(This is a revised version of an essay that originally appeared in The Detroit News on January 30, 2005.)
Michigan is suffering from a sluggish economy – and it’s about to get worse if labor unions and Democratic lawmakers in Lansing have their way.
The AFL-CIO and Service Employees International Union are pushing state lawmakers to pass legislation that would raise the state’s minimum wage rate 40 percent over the next two years. Their claim is that a minimum wage increase will help the poor and disadvantaged — but nothing could be further from the truth.
Regardless of the rhetoric concerning the minimum wage, its economic history is crystal-clear: minimum wage laws hurt the poor and raise unemployment among the most unskilled members of society. By setting an artificial minimum on wages, lawmakers inadvertently raise the unemployment of the most disadvantaged and make it much more difficult for teenagers and other unskilled citizens to enter the labor pool.
But don’t let the labor unions fool you. That’s exactly why they want a higher minimum wage. It helps eliminate market competition for their much higher paid members. Well-meaning politicians get tricked by union bosses into believing that raising the minimum wage will help the destitute. Lawmakers inadvertently hurt the very people they are trying to help by tinkering with market prices. They’d be wise to recognize that supply and demand determine wages, not government edicts.
Fortunately, there’s a simple solution for lawmakers who are looking for a way to dramatically improve Michigan’s economy and to help the poor. They can end compulsory union dues and make Michigan a "Right to Work" state.
Right to Work means that every worker can choose to pay — or not pay — union dues in order to get or keep their job.

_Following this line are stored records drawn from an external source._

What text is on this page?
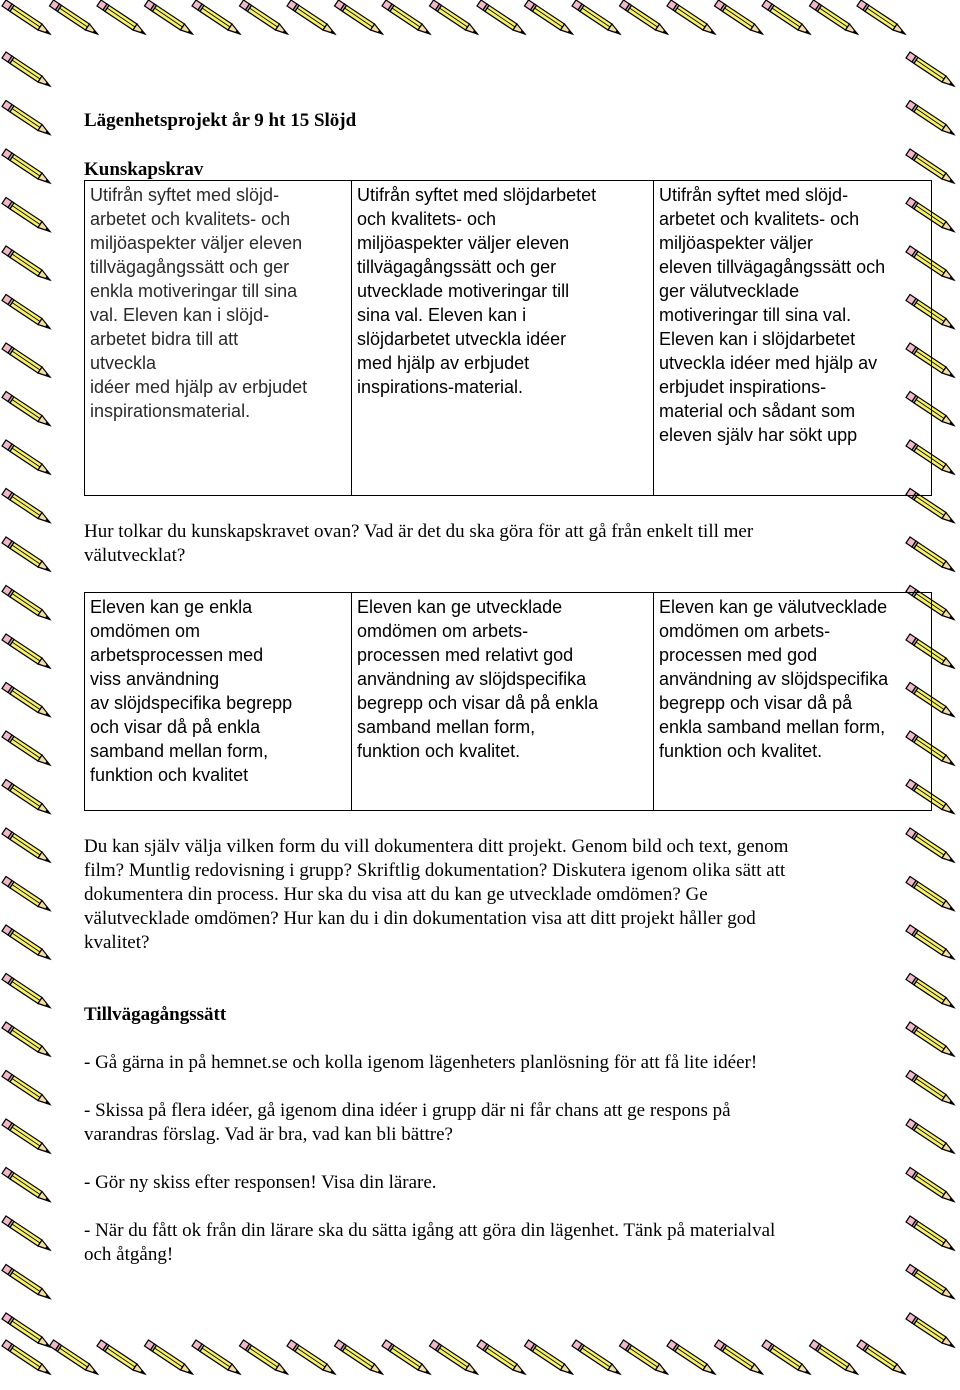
Lägenhetsprojekt år 9 ht 15 Slöjd
Kunskapskrav
Utifrån syftet med slöjd-
arbetet och kvalitets- och
miljöaspekter väljer eleven
tillvägagångssätt och ger
enkla motiveringar till sina
val. Eleven kan i slöjd-
arbetet bidra till att
utveckla
idéer med hjälp av erbjudet
inspirationsmaterial.
Utifrån syftet med slöjdarbetet
och kvalitets- och
miljöaspekter väljer eleven
tillvägagångssätt och ger
utvecklade motiveringar till
sina val. Eleven kan i
slöjdarbetet utveckla idéer
med hjälp av erbjudet
inspirations-material.
Utifrån syftet med slöjd-
arbetet och kvalitets- och
miljöaspekter väljer
eleven tillvägagångssätt och
ger välutvecklade
motiveringar till sina val.
Eleven kan i slöjdarbetet
utveckla idéer med hjälp av
erbjudet inspirations-
material och sådant som
eleven själv har sökt upp
Hur tolkar du kunskapskravet ovan? Vad är det du ska göra för att gå från enkelt till mer
välutvecklat?
Eleven kan ge enkla
omdömen om
arbetsprocessen med
viss användning
av slöjdspecifika begrepp
och visar då på enkla
samband mellan form,
funktion och kvalitet
Eleven kan ge utvecklade
omdömen om arbets-
processen med relativt god
användning av slöjdspecifika
begrepp och visar då på enkla
samband mellan form,
funktion och kvalitet.
Eleven kan ge välutvecklade
omdömen om arbets-
processen med god
användning av slöjdspecifika
begrepp och visar då på
enkla samband mellan form,
funktion och kvalitet.
Du kan själv välja vilken form du vill dokumentera ditt projekt. Genom bild och text, genom
film? Muntlig redovisning i grupp? Skriftlig dokumentation? Diskutera igenom olika sätt att
dokumentera din process. Hur ska du visa att du kan ge utvecklade omdömen? Ge
välutvecklade omdömen? Hur kan du i din dokumentation visa att ditt projekt håller god
kvalitet?
Tillvägagångssätt

- Gå gärna in på hemnet.se och kolla igenom lägenheters planlösning för att få lite idéer!

- Skissa på flera idéer, gå igenom dina idéer i grupp där ni får chans att ge respons på
varandras förslag. Vad är bra, vad kan bli bättre?

- Gör ny skiss efter responsen! Visa din lärare.

- När du fått ok från din lärare ska du sätta igång att göra din lägenhet. Tänk på materialval
och åtgång!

It sounds simple, but the positive effect it has on workers is truly amazing.
According to the National Institute for Labor Relations Research of Springfield, Virginia, employees working in Right to Work states enjoyed a 42 percent higher increase in their real personal income from 1993 to 2003 than workers in forced-unionism states (37 percent, as opposed to 26 percent). Growth in non-farm employment is a whopping 69 percent higher (24.1 percent compared to 14.2 percent).
In the manufacturing sector, Right to Work states have enjoyed a 7 percent increase in plant growth from 1982 to 2001, while forced-unionism states have suffered a net loss. People are simply choosing to live, work and invest in states that allow them to keep more of their earnings. Forced-unionism states like Michigan are losing jobs to states that are providing people with the right economic incentives. Twenty-two states now have Right to Work laws.
Michigan’s economic and labor policies benefit the few at the expense of the many. Lansing’s attempts to subsidize businesses to invest in Michigan have actually caused other businesses to leave or avoid our state. Forced-unionism has made it even less desirable for entrepreneurs and workers to risk their capital here. Bad government policy is slowly killing what once was the most vibrant economy in the world.
It’s important to realize that labor unions are not the solution to lower income; they are the problem. Each year, they siphon hundreds of millions of dollars out of the pockets of workers and then spend it on manipulating the political process. Unless proper steps are taken, labor unions will continue to cause serious damage to Michigan’s economy.
If union bosses really cared about the wages of all workers, they wouldn’t be pushing for an increase in the minimum wage; they’d end their practice of forced-dues collection and stop playing politics.
Michigan’s unemployment is already far too high. Raising the minimum wage will only make it worse. It’s time to let workers keep more of what they earn and free them from the shackles of organized labor. State lawmakers should do something that will truly help workers: Scrap the notion of raising the minimum wage and make Michigan a Right to Work state.
Mr. Thomas is a Detroit businessman and freelance writer.